本堂左側にまつられる地蔵菩薩像。古来より子供の無事の成長を願う仏さまとして信仰を集めているという。右手に錫杖を左手に宝珠を持つ。
本堂右手には、福林寺を開いた伝教大師最澄のお像と比叡山の整備に尽力し、おみくじや角大師と深い関係のある慈恵大師良源のお像がまつられている。
本堂と棟続きの極楽殿には、平安時代に造立された阿弥陀如来坐像を中心とする阿弥陀三尊像をはじめ、様々な仏様がまつられている。
阿弥陀三尊の中尊である阿弥陀如来坐像は、高さが約90cm、平安時代末期に流行した彫刻様式「定朝様」で彫刻されている。かつて、織田信長による焼討ちから逃れたという伝承を持つ。近年の調査により、そのことを示すように頭部と胸部は平安時代の造立、その他の部位は江戸時代に補われたことが判明した。
阿弥陀如来坐像は2017年に修復が完了、脇侍の観音菩薩像と勢至菩薩像は2025年に開眼され、往時の美しい阿弥陀三尊のお姿がよみがえった。

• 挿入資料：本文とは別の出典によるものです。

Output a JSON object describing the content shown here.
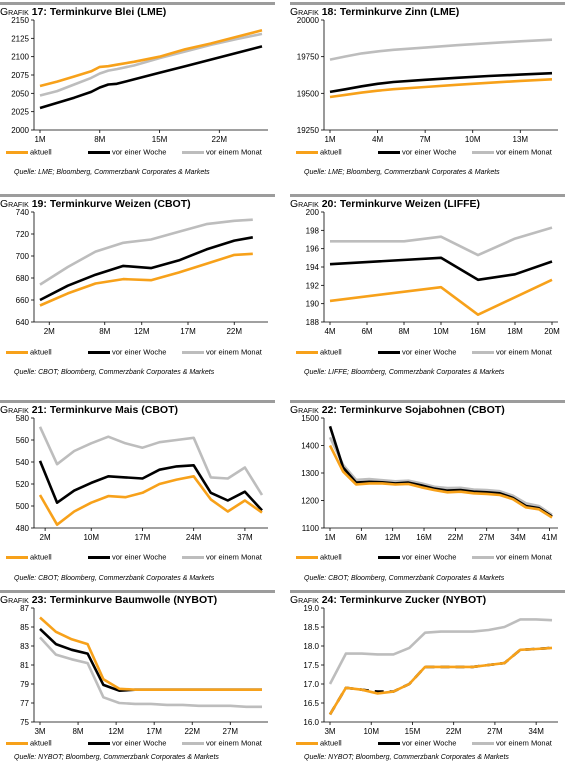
{
  "chart_data": [
    {
      "type": "line",
      "num": "17",
      "title_prefix": "Grafik",
      "title": "Terminkurve Blei (LME)",
      "source": "Quelle: LME; Bloomberg, Commerzbank Corporates & Markets",
      "categories": [
        "1M",
        "8M",
        "15M",
        "22M"
      ],
      "xrange": [
        1,
        27
      ],
      "xticks": [
        1,
        8,
        15,
        22
      ],
      "ylim": [
        2000,
        2150
      ],
      "yticks": [
        2000,
        2025,
        2050,
        2075,
        2100,
        2125,
        2150
      ],
      "series": [
        {
          "name": "aktuell",
          "color": "#f7a11a",
          "x": [
            1,
            3,
            5,
            7,
            8,
            9,
            10,
            12,
            15,
            18,
            21,
            24,
            27
          ],
          "values": [
            2060,
            2066,
            2073,
            2080,
            2086,
            2087,
            2089,
            2093,
            2100,
            2110,
            2118,
            2127,
            2136
          ]
        },
        {
          "name": "vor einer Woche",
          "color": "#000000",
          "x": [
            1,
            3,
            5,
            7,
            8,
            9,
            10,
            12,
            15,
            18,
            21,
            24,
            27
          ],
          "values": [
            2030,
            2037,
            2044,
            2052,
            2058,
            2062,
            2063,
            2069,
            2078,
            2087,
            2096,
            2105,
            2114
          ]
        },
        {
          "name": "vor einem Monat",
          "color": "#bdbdbd",
          "x": [
            1,
            3,
            5,
            7,
            8,
            9,
            10,
            12,
            15,
            18,
            21,
            24,
            27
          ],
          "values": [
            2047,
            2053,
            2062,
            2071,
            2077,
            2081,
            2083,
            2088,
            2098,
            2107,
            2116,
            2124,
            2131
          ]
        }
      ],
      "xlabel": "",
      "ylabel": "",
      "legend": "bottom"
    },
    {
      "type": "line",
      "num": "18",
      "title_prefix": "Grafik",
      "title": "Terminkurve Zinn (LME)",
      "source": "Quelle: LME; Bloomberg, Commerzbank Corporates & Markets",
      "categories": [
        "1M",
        "4M",
        "7M",
        "10M",
        "13M"
      ],
      "xrange": [
        1,
        15
      ],
      "xticks": [
        1,
        4,
        7,
        10,
        13
      ],
      "ylim": [
        19250,
        20000
      ],
      "yticks": [
        19250,
        19500,
        19750,
        20000
      ],
      "series": [
        {
          "name": "aktuell",
          "color": "#f7a11a",
          "x": [
            1,
            2,
            3,
            4,
            5,
            7,
            9,
            11,
            13,
            15
          ],
          "values": [
            19475,
            19490,
            19505,
            19518,
            19528,
            19543,
            19558,
            19572,
            19585,
            19596
          ]
        },
        {
          "name": "vor einer Woche",
          "color": "#000000",
          "x": [
            1,
            2,
            3,
            4,
            5,
            7,
            9,
            11,
            13,
            15
          ],
          "values": [
            19510,
            19528,
            19548,
            19565,
            19577,
            19592,
            19606,
            19618,
            19628,
            19637
          ]
        },
        {
          "name": "vor einem Monat",
          "color": "#bdbdbd",
          "x": [
            1,
            2,
            3,
            4,
            5,
            7,
            9,
            11,
            13,
            15
          ],
          "values": [
            19730,
            19752,
            19772,
            19786,
            19797,
            19812,
            19828,
            19842,
            19855,
            19866
          ]
        }
      ],
      "xlabel": "",
      "ylabel": "",
      "legend": "bottom"
    },
    {
      "type": "line",
      "num": "19",
      "title_prefix": "Grafik",
      "title": "Terminkurve Weizen (CBOT)",
      "source": "Quelle: CBOT; Bloomberg, Commerzbank Corporates & Markets",
      "categories": [
        "2M",
        "8M",
        "12M",
        "17M",
        "22M"
      ],
      "xrange": [
        1,
        25
      ],
      "xticks": [
        2,
        8,
        12,
        17,
        22
      ],
      "ylim": [
        640,
        740
      ],
      "yticks": [
        640,
        660,
        680,
        700,
        720,
        740
      ],
      "series": [
        {
          "name": "aktuell",
          "color": "#f7a11a",
          "x": [
            1,
            4,
            7,
            10,
            13,
            16,
            19,
            22,
            24
          ],
          "values": [
            655,
            666,
            675,
            679,
            678,
            685,
            693,
            701,
            702
          ]
        },
        {
          "name": "vor einer Woche",
          "color": "#000000",
          "x": [
            1,
            4,
            7,
            10,
            13,
            16,
            19,
            22,
            24
          ],
          "values": [
            660,
            673,
            683,
            691,
            689,
            696,
            706,
            714,
            717
          ]
        },
        {
          "name": "vor einem Monat",
          "color": "#bdbdbd",
          "x": [
            1,
            4,
            7,
            10,
            13,
            16,
            19,
            22,
            24
          ],
          "values": [
            674,
            690,
            704,
            712,
            715,
            722,
            729,
            732,
            733
          ]
        }
      ],
      "xlabel": "",
      "ylabel": "",
      "legend": "bottom"
    },
    {
      "type": "line",
      "num": "20",
      "title_prefix": "Grafik",
      "title": "Terminkurve Weizen (LIFFE)",
      "source": "Quelle: LIFFE; Bloomberg, Commerzbank Corporates & Markets",
      "categories": [
        "4M",
        "6M",
        "8M",
        "10M",
        "16M",
        "18M",
        "20M"
      ],
      "xrange": [
        0,
        6
      ],
      "xticks": [
        0,
        1,
        2,
        3,
        4,
        5,
        6
      ],
      "ylim": [
        188,
        200
      ],
      "yticks": [
        188,
        190,
        192,
        194,
        196,
        198,
        200
      ],
      "series": [
        {
          "name": "aktuell",
          "color": "#f7a11a",
          "x": [
            0,
            3,
            4,
            6
          ],
          "values": [
            190.3,
            191.8,
            188.8,
            192.6
          ]
        },
        {
          "name": "vor einer Woche",
          "color": "#000000",
          "x": [
            0,
            3,
            4,
            5,
            6
          ],
          "values": [
            194.3,
            195.0,
            192.6,
            193.2,
            194.6
          ]
        },
        {
          "name": "vor einem Monat",
          "color": "#bdbdbd",
          "x": [
            0,
            2,
            3,
            4,
            5,
            6
          ],
          "values": [
            196.8,
            196.8,
            197.3,
            195.3,
            197.1,
            198.3
          ]
        }
      ],
      "xlabel": "",
      "ylabel": "",
      "legend": "bottom"
    },
    {
      "type": "line",
      "num": "21",
      "title_prefix": "Grafik",
      "title": "Terminkurve Mais (CBOT)",
      "source": "Quelle: CBOT; Bloomberg, Commerzbank Corporates & Markets",
      "categories": [
        "2M",
        "10M",
        "17M",
        "24M",
        "37M"
      ],
      "xrange": [
        0,
        13
      ],
      "xticks": [
        0.3,
        3,
        6,
        9,
        12
      ],
      "ylim": [
        480,
        580
      ],
      "yticks": [
        480,
        500,
        520,
        540,
        560,
        580
      ],
      "series": [
        {
          "name": "aktuell",
          "color": "#f7a11a",
          "x": [
            0,
            1,
            2,
            3,
            4,
            5,
            6,
            7,
            8,
            9,
            10,
            11,
            12,
            13
          ],
          "values": [
            510,
            483,
            495,
            503,
            509,
            508,
            512,
            520,
            524,
            527,
            506,
            495,
            505,
            494
          ]
        },
        {
          "name": "vor einer Woche",
          "color": "#000000",
          "x": [
            0,
            1,
            2,
            3,
            4,
            5,
            6,
            7,
            8,
            9,
            10,
            11,
            12,
            13
          ],
          "values": [
            541,
            503,
            514,
            521,
            527,
            526,
            525,
            533,
            536,
            537,
            512,
            505,
            513,
            496
          ]
        },
        {
          "name": "vor einem Monat",
          "color": "#bdbdbd",
          "x": [
            0,
            1,
            2,
            3,
            4,
            5,
            6,
            7,
            8,
            9,
            10,
            11,
            12,
            13
          ],
          "values": [
            572,
            538,
            550,
            557,
            563,
            557,
            553,
            558,
            560,
            562,
            526,
            525,
            535,
            510
          ]
        }
      ],
      "xlabel": "",
      "ylabel": "",
      "legend": "bottom"
    },
    {
      "type": "line",
      "num": "22",
      "title_prefix": "Grafik",
      "title": "Terminkurve Sojabohnen (CBOT)",
      "source": "Quelle: CBOT; Bloomberg, Commerzbank Corporates & Markets",
      "categories": [
        "1M",
        "6M",
        "12M",
        "16M",
        "22M",
        "27M",
        "34M",
        "41M"
      ],
      "xrange": [
        0,
        17
      ],
      "xticks": [
        0,
        2.4,
        4.8,
        7.2,
        9.6,
        12,
        14.4,
        16.8
      ],
      "ylim": [
        1100,
        1500
      ],
      "yticks": [
        1100,
        1200,
        1300,
        1400,
        1500
      ],
      "series": [
        {
          "name": "aktuell",
          "color": "#f7a11a",
          "x": [
            0,
            1,
            2,
            3,
            4,
            5,
            6,
            7,
            8,
            9,
            10,
            11,
            12,
            13,
            14,
            15,
            16,
            17
          ],
          "values": [
            1400,
            1305,
            1258,
            1262,
            1262,
            1258,
            1260,
            1248,
            1238,
            1230,
            1232,
            1226,
            1224,
            1220,
            1205,
            1175,
            1168,
            1138
          ]
        },
        {
          "name": "vor einer Woche",
          "color": "#000000",
          "x": [
            0,
            1,
            2,
            3,
            4,
            5,
            6,
            7,
            8,
            9,
            10,
            11,
            12,
            13,
            14,
            15,
            16,
            17
          ],
          "values": [
            1470,
            1320,
            1265,
            1268,
            1266,
            1262,
            1265,
            1255,
            1243,
            1236,
            1238,
            1232,
            1230,
            1226,
            1210,
            1180,
            1172,
            1142
          ]
        },
        {
          "name": "vor einem Monat",
          "color": "#bdbdbd",
          "x": [
            0,
            1,
            2,
            3,
            4,
            5,
            6,
            7,
            8,
            9,
            10,
            11,
            12,
            13,
            14,
            15,
            16,
            17
          ],
          "values": [
            1430,
            1330,
            1275,
            1278,
            1274,
            1270,
            1272,
            1262,
            1250,
            1245,
            1246,
            1240,
            1238,
            1234,
            1218,
            1190,
            1180,
            1148
          ]
        }
      ],
      "xlabel": "",
      "ylabel": "",
      "legend": "bottom"
    },
    {
      "type": "line",
      "num": "23",
      "title_prefix": "Grafik",
      "title": "Terminkurve Baumwolle (NYBOT)",
      "source": "Quelle: NYBOT; Bloomberg, Commerzbank Corporates & Markets",
      "categories": [
        "3M",
        "8M",
        "12M",
        "17M",
        "22M",
        "27M"
      ],
      "xrange": [
        0,
        14
      ],
      "xticks": [
        0,
        2.4,
        4.8,
        7.2,
        9.6,
        12
      ],
      "ylim": [
        75,
        87
      ],
      "yticks": [
        75,
        77,
        79,
        81,
        83,
        85,
        87
      ],
      "series": [
        {
          "name": "aktuell",
          "color": "#f7a11a",
          "x": [
            0,
            1,
            2,
            3,
            4,
            5,
            6,
            7,
            8,
            9,
            10,
            11,
            12,
            13,
            14
          ],
          "values": [
            86.0,
            84.5,
            83.7,
            83.2,
            79.5,
            78.5,
            78.4,
            78.4,
            78.4,
            78.4,
            78.4,
            78.4,
            78.4,
            78.4,
            78.4
          ]
        },
        {
          "name": "vor einer Woche",
          "color": "#000000",
          "x": [
            0,
            1,
            2,
            3,
            4,
            5,
            6,
            7,
            8,
            9,
            10,
            11,
            12,
            13,
            14
          ],
          "values": [
            84.8,
            83.2,
            82.6,
            82.2,
            78.9,
            78.3,
            78.4,
            78.4,
            78.4,
            78.4,
            78.4,
            78.4,
            78.4,
            78.4,
            78.4
          ]
        },
        {
          "name": "vor einem Monat",
          "color": "#bdbdbd",
          "x": [
            0,
            1,
            2,
            3,
            4,
            5,
            6,
            7,
            8,
            9,
            10,
            11,
            12,
            13,
            14
          ],
          "values": [
            83.9,
            82.1,
            81.6,
            81.2,
            77.6,
            77.0,
            76.9,
            76.9,
            76.8,
            76.8,
            76.7,
            76.7,
            76.7,
            76.6,
            76.6
          ]
        }
      ],
      "xlabel": "",
      "ylabel": "",
      "legend": "bottom"
    },
    {
      "type": "line",
      "num": "24",
      "title_prefix": "Grafik",
      "title": "Terminkurve Zucker (NYBOT)",
      "source": "Quelle: NYBOT; Bloomberg, Commerzbank Corporates & Markets",
      "categories": [
        "3M",
        "10M",
        "15M",
        "22M",
        "27M",
        "34M"
      ],
      "xrange": [
        0,
        14
      ],
      "xticks": [
        0,
        2.6,
        5.2,
        7.8,
        10.4,
        13
      ],
      "ylim": [
        16.0,
        19.0
      ],
      "yticks": [
        16.0,
        16.5,
        17.0,
        17.5,
        18.0,
        18.5,
        19.0
      ],
      "series": [
        {
          "name": "aktuell",
          "color": "#f7a11a",
          "x": [
            0,
            1,
            2,
            3,
            4,
            5,
            6,
            7,
            8,
            9,
            10,
            11,
            12,
            13,
            14
          ],
          "values": [
            16.2,
            16.9,
            16.85,
            16.75,
            16.8,
            17.0,
            17.45,
            17.45,
            17.45,
            17.45,
            17.5,
            17.55,
            17.9,
            17.92,
            17.95
          ]
        },
        {
          "name": "vor einer Woche",
          "color": "#000000",
          "x": [
            0,
            1,
            2,
            3,
            4,
            5,
            6,
            7,
            8,
            9,
            10,
            11,
            12,
            13,
            14
          ],
          "values": [
            16.2,
            16.9,
            16.85,
            16.8,
            16.8,
            17.0,
            17.45,
            17.45,
            17.45,
            17.45,
            17.5,
            17.55,
            17.9,
            17.92,
            17.95
          ]
        },
        {
          "name": "vor einem Monat",
          "color": "#bdbdbd",
          "x": [
            0,
            1,
            2,
            3,
            4,
            5,
            6,
            7,
            8,
            9,
            10,
            11,
            12,
            13,
            14
          ],
          "values": [
            17.0,
            17.8,
            17.8,
            17.78,
            17.78,
            17.95,
            18.35,
            18.38,
            18.38,
            18.38,
            18.42,
            18.5,
            18.7,
            18.7,
            18.68
          ]
        }
      ],
      "xlabel": "",
      "ylabel": "",
      "legend": "bottom"
    }
  ]
}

境内にたたずむ2基の石造宝塔は、宇治川の合戦で梶原影季(かじわらかげすえ)と先陣争いを繰り広げた佐々木高綱(ささきたかつな)が、宇治川の合戦の前に経筒をおさめた納経塔であると伝わる。2基とも、四面に格狭間(こうざま)をつくり蓮華を刻む基礎石の上に、仏を刻む宝塔部分、その上に軒反りが少ない屋根、一番上に相輪がのる。これらの様式から鎌倉時代の造立と考えられている。国重要美術品。
学生レポート

立命館大学生命科学研究科3年
ご由緒
桓武天皇の勅願により伝教大師最澄が開創したと伝わる。かつては近江富士として知られる三上山の麓に伽藍を構えていたという。往時は七堂伽藍を備える大寺院であったが、戦乱や天災に巻き込まれ、現在の琵琶湖湖畔に移転してきたという。ご本尊は、国の重要文化財に指定される十一面観音立像。平安時代である11世紀頃の造立と伝えられており、井上靖氏の小説『星と祭』で「天平の貴婦人がそこに立っているかのよう」と称されるなど、その美しさから日本全国より参拝者が集う。